Mr. Matz countered that “this would be an especially unfortunate moment at which to weaken” the Office of Special Counsel, “given the historic upheaval currently occurring within federal employment and the continued importance of ensuring that whistle-blowers are guarded from reprisal.”

Ms. Harris cited two recent decisions, involving the Consumer Financial Protection Bureau and the Federal Housing Finance Agency, that had concluded that presidents may fire the heads of agencies led by a single official at will.

After the court ruled in the second case in 2021, President Joseph R. Biden Jr. fired the head of the housing agency. Not long after, citing the earlier decisions, he fired the head of the Social Security Administration.

Under those precedents and practices, Ms. Harris wrote, the case involving Mr. Dellinger was an easy one.
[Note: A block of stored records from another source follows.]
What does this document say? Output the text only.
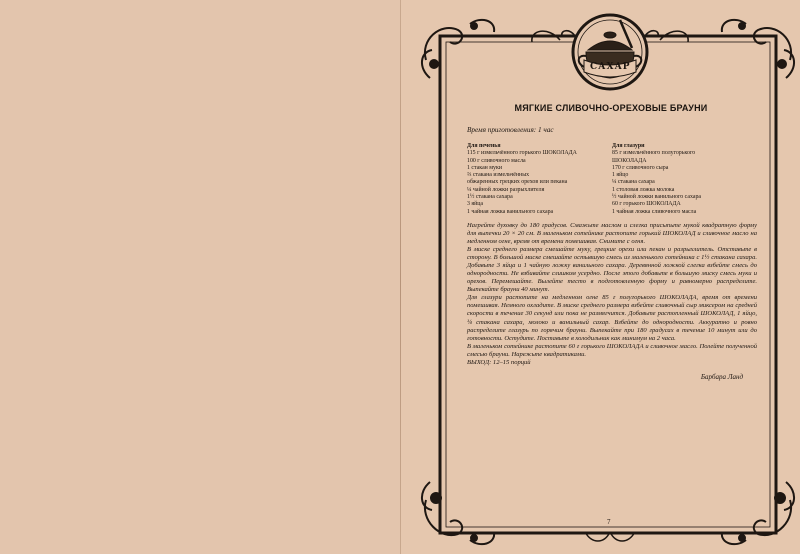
САХАР
МЯГКИЕ СЛИВОЧНО-ОРЕХОВЫЕ БРАУНИ
Время приготовления: 1 час
Для печенья
115 г измельчённого горького ШОКОЛАДА
100 г сливочного масла
1 стакан муки
⅔ стакана измельчённых
обжаренных грецких орехов или пекана
¼ чайной ложки разрыхлителя
1½ стакана сахара
3 яйца
1 чайная ложка ванильного сахара
Для глазури
85 г измельчённого полугорького
ШОКОЛАДА
170 г сливочного сыра
1 яйцо
¼ стакана сахара
1 столовая ложка молока
½ чайной ложки ванильного сахара
60 г горького ШОКОЛАДА
1 чайная ложка сливочного масла

Нагрейте духовку до 180 градусов. Смажьте маслом и слегка присыпьте мукой квадратную форму для выпечки 20 × 20 см. В маленьком сотейнике растопите горький ШОКОЛАД и сливочное масло на медленном огне, время от времени помешивая. Снимите с огня.

В миске среднего размера смешайте муку, грецкие орехи или пекан и разрыхлитель. Отставьте в сторону. В большой миске смешайте остывшую смесь из маленького сотейника с 1½ стакана сахара. Добавьте 3 яйца и 1 чайную ложку ванильного сахара. Деревянной ложкой слегка взбейте смесь до однородности. Не взбивайте слишком усердно. После этого добавьте в большую миску смесь муки и орехов. Перемешайте. Вылейте тесто в подготовленную форму и равномерно распределите. Выпекайте брауни 40 минут.

Для глазури растопите на медленном огне 85 г полугорького ШОКОЛАДА, время от времени помешивая. Немного охладите. В миске среднего размера взбейте сливочный сыр миксером на средней скорости в течение 30 секунд или пока не размягчится. Добавьте растопленный ШОКОЛАД, 1 яйцо, ¼ стакана сахара, молоко и ванильный сахар. Взбейте до однородности. Аккуратно и ровно распределите глазурь по горячим брауни. Выпекайте при 180 градусах в течение 10 минут или до готовности. Остудите. Поставьте в холодильник как минимум на 2 часа.

В маленьком сотейнике растопите 60 г горького ШОКОЛАДА и сливочное масло. Полейте полученной смесью брауни. Нарежьте квадратиками.

ВЫХОД: 12–15 порций

Барбара Ланд
7
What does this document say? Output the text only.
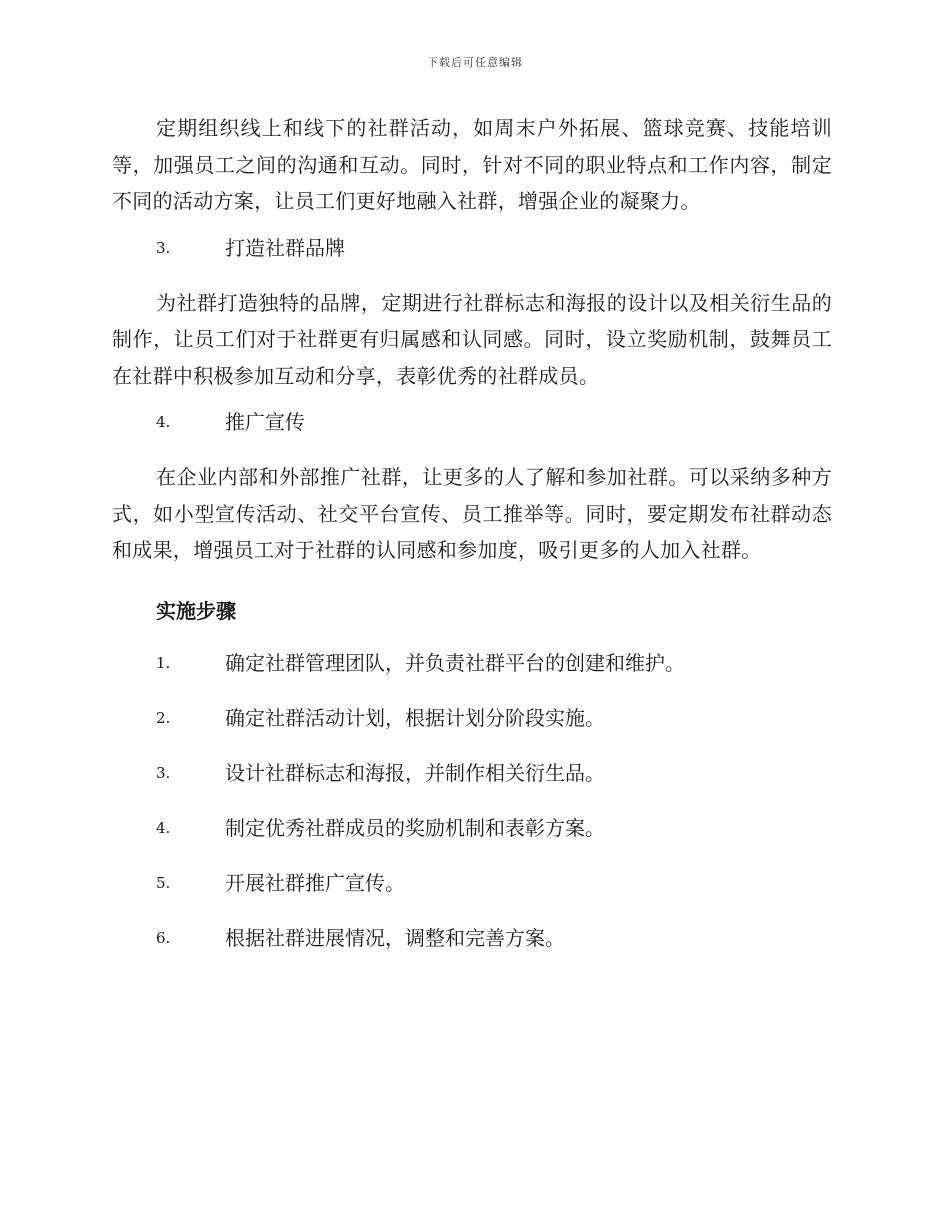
下载后可任意编辑

定期组织线上和线下的社群活动，如周末户外拓展、篮球竞赛、技能培训等，加强员工之间的沟通和互动。同时，针对不同的职业特点和工作内容，制定不同的活动方案，让员工们更好地融入社群，增强企业的凝聚力。

3.	打造社群品牌

为社群打造独特的品牌，定期进行社群标志和海报的设计以及相关衍生品的制作，让员工们对于社群更有归属感和认同感。同时，设立奖励机制，鼓舞员工在社群中积极参加互动和分享，表彰优秀的社群成员。

4.	推广宣传

在企业内部和外部推广社群，让更多的人了解和参加社群。可以采纳多种方式，如小型宣传活动、社交平台宣传、员工推举等。同时，要定期发布社群动态和成果，增强员工对于社群的认同感和参加度，吸引更多的人加入社群。

实施步骤
1.	确定社群管理团队，并负责社群平台的创建和维护。
2.	确定社群活动计划，根据计划分阶段实施。
3.	设计社群标志和海报，并制作相关衍生品。
4.	制定优秀社群成员的奖励机制和表彰方案。
5.	开展社群推广宣传。
6.	根据社群进展情况，调整和完善方案。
Mr. Matz acknowledged that the court had allowed for such firings in the past, at least where the agencies in question had broad authority.

But he said the Office of Special Counsel has far more limited responsibilities. Indeed, he wrote, the Supreme Court distinguished it from the C.F.P.B. in the decision allowing the removal of its leader.

Presidents of both parties have expressed reservations about whether Congress is entitled to place limits on the president’s power to remove the head of the Office of Special Counsel. But the Supreme Court has suggested that the agency may have distinctive features that justify differing treatment.

A correction was made on 

Feb. 21, 2025

An earlier version of this article misidentified one of the two justices who wrote that she would have rejected the Trump administration’s request for Supreme Court intervention outright. It was Justice Ketanji Brown Jackson, not Justice Elena Kagan.